Qin Han, chief bond analyst at Guotai Junan Securities Co., agrees, saying the coming RRR cut may be the last.
“Room for PBOC monetary easing is still limited given concerns over the yuan and inflation risks and because China has delivered other policies to stabilize growth,” Qin said. “Although government bond yields dropped sharply on the news, bond traders should take this opportunity to cut their positions.”
GF Securities analyst Liu Yu notes that in the past, such easing did not necessarily trigger a rally in bonds, with yields rising after the move in April when the 25-basis point reduction was the smallest ever seen.

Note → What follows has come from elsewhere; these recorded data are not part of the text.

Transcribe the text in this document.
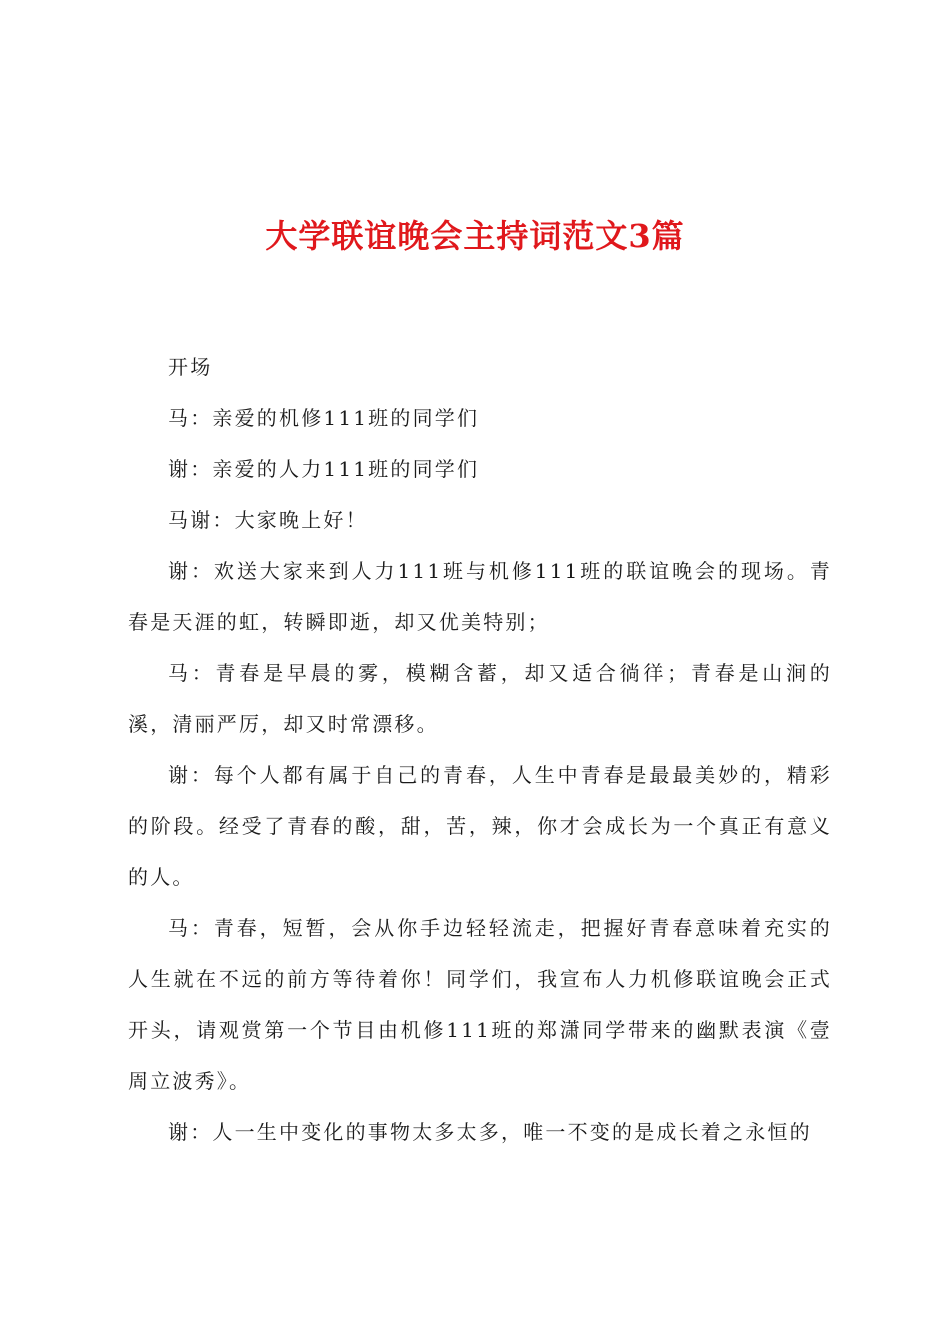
大学联谊晚会主持词范文3篇

开场

马：亲爱的机修111班的同学们

谢：亲爱的人力111班的同学们

马谢：大家晚上好！

谢：欢送大家来到人力111班与机修111班的联谊晚会的现场。青春是天涯的虹，转瞬即逝，却又优美特别；

马：青春是早晨的雾，模糊含蓄，却又适合徜徉；青春是山涧的溪，清丽严厉，却又时常漂移。

谢：每个人都有属于自己的青春，人生中青春是最最美妙的，精彩的阶段。经受了青春的酸，甜，苦，辣，你才会成长为一个真正有意义的人。

马：青春，短暂，会从你手边轻轻流走，把握好青春意味着充实的人生就在不远的前方等待着你！同学们，我宣布人力机修联谊晚会正式开头，请观赏第一个节目由机修111班的郑潇同学带来的幽默表演《壹周立波秀》。

谢：人一生中变化的事物太多太多，唯一不变的是成长着之永恒的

Beijing is bracing for price pressures to quicken after it rolled back some Covid restrictions, including cutting the amount of time travelers must spend in quarantine and pulling back on testing. The central bank said last week it “will pay serious attention to the underlying possibility of rising inflation, especially changes in the demand side.”
The authorities have stepped up measures to arrest an economic downturn as they recalibrated the Covid Zero policy to minimize the economic and social damage and announced a 16-point rescue package for the property sector.
Citigroup Inc. said the State Council’s pledge to use monetary tools to an appropriate degree may suggest a modest 25 basis-point cut that will release over 500 billion yuan ($70 billion) of liquidity. How the central bank manages the upcoming maturity of medium-term lending facilities is also crucial, it added, with 500 billion yuan falling due in December and 700 billion in January.
“If the RRR cut is implemented to help funding market stay ample in the near term, it may keep supporting a steep curve, while long end yields may still see upward pressure with expectations of higher potential growth,” Citigroup strategists wrote in a note.